Photograph: Clive Barda The staging holds our interest and disguises the opera’s longueurs – the Venusberg bacchanalia as part of the Overture, a hyperactive striptease for twelve dancers, goes on too long, as does the eminently cut-able dialogue between Venus and Tannhäuser. Hartmut Haenchen played his part with some swift tempos, which weren’t always big-ensemble-friendly – the invisible chorus of pilgrims in Act one had some slippery moments – and he didn’t allow inflated, early-Wagnerian grandeur to dominate. There were, though, many passages when he drew a spiritual, Parsifalian glow from the orchestra, reinforcing Albery’s take on the story and its lead as a Parsifal prototype; he accompanied the singers with utmost subtlety, especially in the slow, quiet music; he miraculously made sense of the rather distended Act Two conclusion; and his finely paced unfolding of Act Three was spellbinding.
In the original run, Johan Botha’s Tannhäuser had sounded effortless. There may have been more of a sense of strain to Peter Seiffert’s take, but his intense engagement with the role gave a focus to the production. The heroic top of his tenor was thrilling, and while he seemed low on stamina by the end of Act Two, he had regrouped for a finely controlled account of the ‘Rome Narration’. Albery’s direction emphasised the main characters’ isolation, and Seiffert was all the more convincing as Tannhäuser tries to break the mould.
Emma Bell was singing Elisabeth for the first time, adding this role to her Eva and Elsa – her WNO Elsa (2013) was simply wonderful, and her Elisabeth is in the same league in the way she possesses the role. ‘Dich, teure Halle’ gleamed with febrile rapture, and her voice sailed upwards without a hint of constriction.
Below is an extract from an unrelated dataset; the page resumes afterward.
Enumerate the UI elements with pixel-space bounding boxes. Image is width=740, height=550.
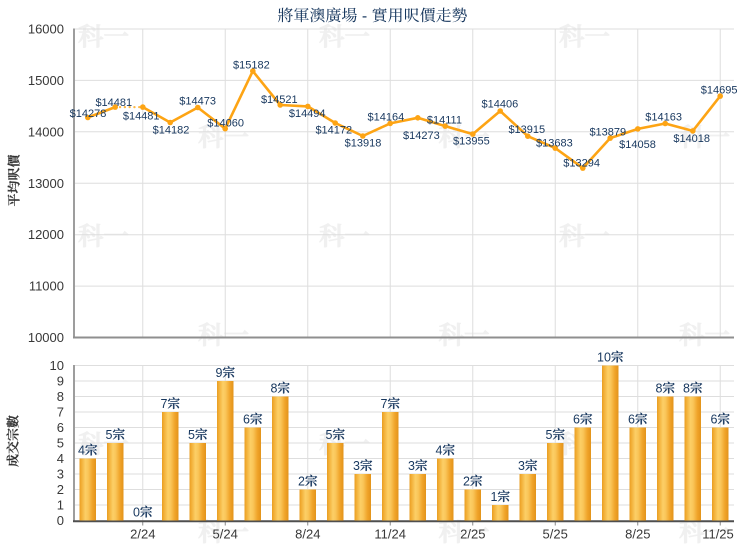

But it was Elisabeth’s moments of failure – the second loss of Tannhäuser after the song-contest fiasco; her giving up on life when Tannhäuser, as she thinks, has failed to return from his Rome pilgrimage; and, most poignantly, her tender but loveless regard for Wolfram – where Bell came into her own as a Wagner star of great subtlety and complexity.
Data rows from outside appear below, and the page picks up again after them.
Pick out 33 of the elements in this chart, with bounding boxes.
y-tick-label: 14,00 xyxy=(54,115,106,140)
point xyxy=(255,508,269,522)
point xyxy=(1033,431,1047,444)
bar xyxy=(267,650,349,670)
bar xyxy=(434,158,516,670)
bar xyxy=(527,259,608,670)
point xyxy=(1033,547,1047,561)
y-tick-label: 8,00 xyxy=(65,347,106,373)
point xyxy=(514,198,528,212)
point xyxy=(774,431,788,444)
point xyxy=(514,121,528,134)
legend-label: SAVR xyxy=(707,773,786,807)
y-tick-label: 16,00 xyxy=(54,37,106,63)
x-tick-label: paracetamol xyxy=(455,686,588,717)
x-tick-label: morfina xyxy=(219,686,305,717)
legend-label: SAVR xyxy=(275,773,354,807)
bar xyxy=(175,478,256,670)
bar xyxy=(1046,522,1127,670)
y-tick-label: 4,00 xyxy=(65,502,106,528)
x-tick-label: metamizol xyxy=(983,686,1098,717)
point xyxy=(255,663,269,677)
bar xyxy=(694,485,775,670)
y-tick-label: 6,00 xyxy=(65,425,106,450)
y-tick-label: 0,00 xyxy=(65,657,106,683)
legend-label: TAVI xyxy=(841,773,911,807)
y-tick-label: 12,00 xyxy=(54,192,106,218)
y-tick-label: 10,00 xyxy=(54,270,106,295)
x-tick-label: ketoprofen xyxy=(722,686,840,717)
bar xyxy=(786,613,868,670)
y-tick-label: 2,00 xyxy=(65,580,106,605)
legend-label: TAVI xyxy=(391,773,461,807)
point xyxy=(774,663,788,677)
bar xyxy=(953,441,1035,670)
Photograph: Clive Barda Christian Gerhaher, the only lead from the first run, was similarly superb as Wolfram, the diffident, introspective would-be lover who idolises Elisabeth as though she were the Virgin Mary. It’s almost a shock when this peerless Lieder singer sings loudly and operatically, but he is just as commanding as his voice gets quieter and darker, taking the audience with him into Wolfram’s muted, conflicted world. With just a minimal hand movement or vocal nuance, Gerhaher tells you that Wolfram, for all his artistic expertise as a singer, will never make the leap into experience as Tannhäuser has – and he knows it. With his easy highlighting of the text, ‘O du, mein holder Abendstern’ filled the house with its quietness.
As Tannhäuser’s nemesis, Sophie Koch was a lustrously sung, predatory Venus, Stephen Milling radiated authority as the Landgrave Hermann, and there were fine solos during the contest from Ed Lyon as Walther and Michael Kraus as Biterolf.
For all its obliqueness, this production of Wagner’s ‘problem’ opera has a dreamlike power, intensified by magnificent singing and playing.